アンジェリーナ嬢はこの場に来ないらしい。
では、あとは誰か特進クラスの令息が、この第二王子を止めてくれさえすれば、ひとまず事態は収まるだろう。
そう思ったチャールズの横を、とある令嬢が横切った。
艶やかな黒髪に、薄紫色の煌めくドレスに身を包んだ令嬢だった。
その佇まいは、間違いなく高位貴族の令嬢であろう。彼女は優雅な動きで、迷いなく第二王子の方へと進んでいく。
その美しさに目を奪われたチャールズは、その令嬢の瞳が、透き通るような薄い空色をしていることに気がついた。
それは、第二王子の婚約者と、同じ――。
「わたくしは、ここにいます!」
その瞬間、会場中の人間の動きが止まった。
全員が、息を呑んで、声の主を見つめる。
真っ直ぐに伸びた艶やかな黒髪は、第二王子の婚約者の髪の色とは異なるはず。
祈るようにそう思ったみなの前で、彼女はその黒い髪に手をかけ、バサリとその黒髪を取り払った。

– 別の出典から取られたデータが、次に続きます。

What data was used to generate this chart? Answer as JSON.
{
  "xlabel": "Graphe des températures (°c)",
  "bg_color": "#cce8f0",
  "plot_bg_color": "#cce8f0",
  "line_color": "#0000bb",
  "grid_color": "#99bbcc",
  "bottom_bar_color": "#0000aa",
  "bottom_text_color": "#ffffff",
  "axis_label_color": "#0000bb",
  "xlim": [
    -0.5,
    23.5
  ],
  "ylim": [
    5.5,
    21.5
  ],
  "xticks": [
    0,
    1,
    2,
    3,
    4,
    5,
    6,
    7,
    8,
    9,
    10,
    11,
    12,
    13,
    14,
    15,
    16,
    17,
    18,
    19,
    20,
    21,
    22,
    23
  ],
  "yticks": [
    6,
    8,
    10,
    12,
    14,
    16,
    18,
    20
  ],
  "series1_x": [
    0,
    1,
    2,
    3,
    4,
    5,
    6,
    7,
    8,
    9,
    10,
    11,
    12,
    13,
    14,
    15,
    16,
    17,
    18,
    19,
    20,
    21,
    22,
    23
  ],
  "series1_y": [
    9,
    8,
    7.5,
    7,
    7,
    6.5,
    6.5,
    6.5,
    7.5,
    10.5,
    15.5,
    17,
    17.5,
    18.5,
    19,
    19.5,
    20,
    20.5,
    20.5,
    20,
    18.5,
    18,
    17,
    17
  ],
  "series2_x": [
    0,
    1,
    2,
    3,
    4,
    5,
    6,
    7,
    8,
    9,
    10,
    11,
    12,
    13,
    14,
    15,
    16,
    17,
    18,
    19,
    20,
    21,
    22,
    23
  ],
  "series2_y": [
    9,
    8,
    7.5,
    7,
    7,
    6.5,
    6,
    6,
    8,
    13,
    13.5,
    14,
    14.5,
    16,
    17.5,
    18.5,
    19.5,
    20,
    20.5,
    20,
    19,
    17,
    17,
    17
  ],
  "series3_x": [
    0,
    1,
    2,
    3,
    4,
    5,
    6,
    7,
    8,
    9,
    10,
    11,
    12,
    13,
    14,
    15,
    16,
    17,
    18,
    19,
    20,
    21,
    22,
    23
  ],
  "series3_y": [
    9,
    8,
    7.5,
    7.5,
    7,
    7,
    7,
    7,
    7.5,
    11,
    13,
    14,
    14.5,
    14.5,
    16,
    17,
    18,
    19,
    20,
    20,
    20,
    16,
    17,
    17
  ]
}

中から現れた美しいホワイトブロンドの髪に、一部の生徒から悲鳴のような声が上がる。
チャールズは、その声の主と同じ気持ちで一杯だった。
(アンジェリーナ嬢、何故ここに……!)
真っ直ぐに第二王子を見つめる侯爵令嬢に、男爵令嬢と共に立つ第二王子は向かい合う。
心なしか、第二王子の方が、打ちひしがれているような表情を見せた気がして、チャールズは違和感を覚えた。
「――ア、アンジェリーナ……!」
「アンダーソン侯爵家が長女、アンジェリーナ。御身の前に参上いたしました」
その美しいカーテシーに、誰もが、この場の状況を忘れ、目を奪われた。
彼女はそんな衆目に構わず、ゆっくりと、再び第二王子を見据える。
その有無を言わせない空気に、誰も口を挟むことができない。
「アンジェリーナ、何故……」
「――わたくしは、ここにいます。逃げも隠れも致しません」
あからさまに狼狽えている第二王子に、アンジェリーナ嬢は、チャールズにはよく分からない言葉を続けた。